Cette augmentation et celle de plusieurs autres branches du revenu public ont dépassé les prévisions et dispenseront de recourir à un nouvel impôt.
L'emprunt que vous aviez autorisé a été conclu. Il a permis à Mon Gouvernement d'exécuter, sans perte pour le Trésor, la loi du 28 décembre 1850, sur la démonétisation des pièces d'or.
Il vous sera rendu un compte spécial de ces deux opérations.
L'armée, pénétrée de ses devoirs, s'y dévoue complètement. De même que la garde civique, elle est digne de votre sollicitude et de la confiance du Pays. L'une et l'autre sont unies par une même pensée d'ordre et d'attachement à l'indépendance nationale.
Cette indépendance, Messieurs, s'est affermie, et nous pouvons envisager l'avenir sans inquiétude. Toutefois, la tâche du Pouvoir a d'inévitables difficultés ; il en existe de particulières dans la situation présente. Vous en tiendrez compte, Messieurs ; votre patriotisme Me l'assure, et c'est avec confiance que Je réclame pour Mon Gouvernement votre concours bienveillant et efficace.
- Ce discours, écoulé avec recueillement, est accueilli par de vifs applaudissements.
Le Roi, après avoir salué l'assemblée, se retire avec le même cérémonial avec lequel il a été introduit et au milieu des plus chaleureux applaudissements, accompagnés des cris de « Vive le Roi ! » qui partent de tous les points de la salle.
S. A. R. le Comte de Flandre, S. A. I. et R. la Duchesse de Brabant et S. A. R. la Princesse Charlotte se retirent et sont saluées de vives acclamations.
La cérémonie est terminée à une heure et demie.
Le Sénat se retire dans la salle de ses délibérations.
(Présidence de M. Van Remoortere, doyen d’âge)
La séance est ouverte à une heure et demie.
M. de Mérode-Westerloo et M. Calmeyn remplissent les fonctions de secrétaires.

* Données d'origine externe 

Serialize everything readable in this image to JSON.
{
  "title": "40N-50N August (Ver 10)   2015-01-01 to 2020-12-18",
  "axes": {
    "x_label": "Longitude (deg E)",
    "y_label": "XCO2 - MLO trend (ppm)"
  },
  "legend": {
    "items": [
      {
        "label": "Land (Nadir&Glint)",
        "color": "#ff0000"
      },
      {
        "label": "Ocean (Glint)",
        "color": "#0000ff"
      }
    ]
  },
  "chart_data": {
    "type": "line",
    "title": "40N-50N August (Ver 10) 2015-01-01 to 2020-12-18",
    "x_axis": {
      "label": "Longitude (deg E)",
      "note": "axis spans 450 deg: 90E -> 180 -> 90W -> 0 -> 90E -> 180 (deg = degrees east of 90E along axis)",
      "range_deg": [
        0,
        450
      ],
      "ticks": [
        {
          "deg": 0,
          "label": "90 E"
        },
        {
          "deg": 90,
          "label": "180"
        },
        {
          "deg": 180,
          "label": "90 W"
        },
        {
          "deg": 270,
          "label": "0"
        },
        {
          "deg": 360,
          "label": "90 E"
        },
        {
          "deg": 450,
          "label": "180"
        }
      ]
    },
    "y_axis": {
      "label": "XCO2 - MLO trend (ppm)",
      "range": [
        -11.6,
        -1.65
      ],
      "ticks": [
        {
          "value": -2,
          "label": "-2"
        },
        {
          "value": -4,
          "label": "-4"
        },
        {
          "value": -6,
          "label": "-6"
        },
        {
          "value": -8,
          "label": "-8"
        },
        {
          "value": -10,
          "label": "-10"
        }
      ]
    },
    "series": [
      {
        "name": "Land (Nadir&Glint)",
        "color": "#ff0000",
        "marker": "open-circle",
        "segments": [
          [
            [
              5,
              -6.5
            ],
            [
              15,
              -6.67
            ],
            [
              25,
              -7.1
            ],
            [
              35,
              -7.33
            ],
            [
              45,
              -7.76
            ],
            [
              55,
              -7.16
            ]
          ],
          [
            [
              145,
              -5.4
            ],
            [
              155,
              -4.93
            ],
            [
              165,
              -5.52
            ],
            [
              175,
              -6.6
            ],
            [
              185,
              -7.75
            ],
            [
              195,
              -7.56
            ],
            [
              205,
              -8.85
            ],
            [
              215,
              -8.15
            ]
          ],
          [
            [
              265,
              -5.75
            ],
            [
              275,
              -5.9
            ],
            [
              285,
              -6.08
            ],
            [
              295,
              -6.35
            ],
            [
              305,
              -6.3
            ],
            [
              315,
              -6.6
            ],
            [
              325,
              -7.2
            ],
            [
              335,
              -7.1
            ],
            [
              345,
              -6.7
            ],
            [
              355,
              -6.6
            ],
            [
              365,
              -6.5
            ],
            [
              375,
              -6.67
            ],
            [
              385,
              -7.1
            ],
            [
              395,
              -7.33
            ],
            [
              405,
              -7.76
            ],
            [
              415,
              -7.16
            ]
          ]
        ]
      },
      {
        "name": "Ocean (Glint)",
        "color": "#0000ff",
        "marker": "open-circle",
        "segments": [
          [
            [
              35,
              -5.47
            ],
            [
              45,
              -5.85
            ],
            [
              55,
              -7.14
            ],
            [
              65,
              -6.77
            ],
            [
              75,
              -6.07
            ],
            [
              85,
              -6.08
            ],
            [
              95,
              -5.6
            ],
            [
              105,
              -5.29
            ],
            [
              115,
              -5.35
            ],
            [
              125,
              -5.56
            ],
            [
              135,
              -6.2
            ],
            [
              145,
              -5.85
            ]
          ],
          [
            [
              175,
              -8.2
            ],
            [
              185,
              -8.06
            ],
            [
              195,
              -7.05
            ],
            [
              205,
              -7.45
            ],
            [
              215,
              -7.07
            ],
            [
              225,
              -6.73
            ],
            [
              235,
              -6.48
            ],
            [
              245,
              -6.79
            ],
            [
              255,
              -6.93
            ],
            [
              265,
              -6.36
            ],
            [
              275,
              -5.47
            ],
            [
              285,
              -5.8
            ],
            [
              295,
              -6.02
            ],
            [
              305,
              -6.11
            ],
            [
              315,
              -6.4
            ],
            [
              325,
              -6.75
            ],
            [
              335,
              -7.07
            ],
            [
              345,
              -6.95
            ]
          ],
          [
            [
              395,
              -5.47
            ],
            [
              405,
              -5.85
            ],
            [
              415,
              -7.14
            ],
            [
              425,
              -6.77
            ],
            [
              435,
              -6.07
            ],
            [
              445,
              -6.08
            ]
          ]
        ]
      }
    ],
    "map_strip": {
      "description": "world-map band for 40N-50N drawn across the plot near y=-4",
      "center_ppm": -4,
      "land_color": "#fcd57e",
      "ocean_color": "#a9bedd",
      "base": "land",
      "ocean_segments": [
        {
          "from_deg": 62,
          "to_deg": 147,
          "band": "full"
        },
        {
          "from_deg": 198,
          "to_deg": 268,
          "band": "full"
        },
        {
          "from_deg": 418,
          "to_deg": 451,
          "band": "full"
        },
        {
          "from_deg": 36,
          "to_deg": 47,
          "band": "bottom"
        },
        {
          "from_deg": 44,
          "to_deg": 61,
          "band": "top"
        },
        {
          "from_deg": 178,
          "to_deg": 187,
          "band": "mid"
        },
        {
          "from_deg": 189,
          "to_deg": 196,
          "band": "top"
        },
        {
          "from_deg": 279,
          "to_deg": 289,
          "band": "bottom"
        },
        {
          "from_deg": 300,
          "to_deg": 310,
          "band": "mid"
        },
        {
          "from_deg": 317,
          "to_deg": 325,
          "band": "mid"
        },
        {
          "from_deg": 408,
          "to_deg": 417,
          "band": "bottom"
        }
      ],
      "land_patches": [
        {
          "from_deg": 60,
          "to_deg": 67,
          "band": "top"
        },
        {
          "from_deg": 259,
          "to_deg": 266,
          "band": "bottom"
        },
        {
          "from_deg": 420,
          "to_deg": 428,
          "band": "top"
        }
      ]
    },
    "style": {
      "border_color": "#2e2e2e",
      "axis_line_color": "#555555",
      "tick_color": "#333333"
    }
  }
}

M. de Mérode-Westerloo présente l'analyse des pièces suivantes, adressées à la Chambre.
« Plusieurs électeurs d'Anvers demandent l'annulation d'une élection qui a eu lieu dans cette ville, le 13 juin dernier. »
- Renvoi à la commission de vérification,des pouvoirs.
« Le sieur Jacques, ancien membre du Congrès national, présente une réclamation concernant l'élection de Marche. »
« Même réclamation du baron Coppens, ancien sénateur. »
« Même réclamation des sieurs Bourguignon, Dauloy, Geubel, Hippolyte et Edouard Orban et du sieur Constant. »
- Même renvoi.
« M. le ministre de l'intérieur transmet à la Chambre une réclamation qui lui a été adressée concernant l'élection de Bastogne. »
- Même renvoi.
M. le président d’âge. - Nous allons procéder au tirage au sort des commissions chargées de vérifier les pouvoirs des membres élus dans l'intervalle des sessions.
M. Verhaegen. - Cet objet n'est pas à l'ordre du jour.
M. Landeloos. - On a toujours procédé ainsi.
M. Verhaegen. - Il peut y avoir des antécédents ; mais de moment qu'il y a opposition, il faut procéder régulièrement. Je m'oppose formellement à ce que l'on procède aujourd'hui à la composition des commissions, d'autant plus que nous sommes à peine trente membres.
M. Dumortier. - Depuis vingt-cinq ans on a toujours nommé les commissions de vérification de pouvoirs le jour même de l'ouverture.
M. Verhaegen. - Je déclare m'y opposer d'une manière formelle.
- Des membres. - Demain à midi.
M. le président. - La Chambre se réunira demain à midi pour procéder à la composition des commissions de vérification des pouvoirs.
- La séance est levée à 1 heure trois quarts.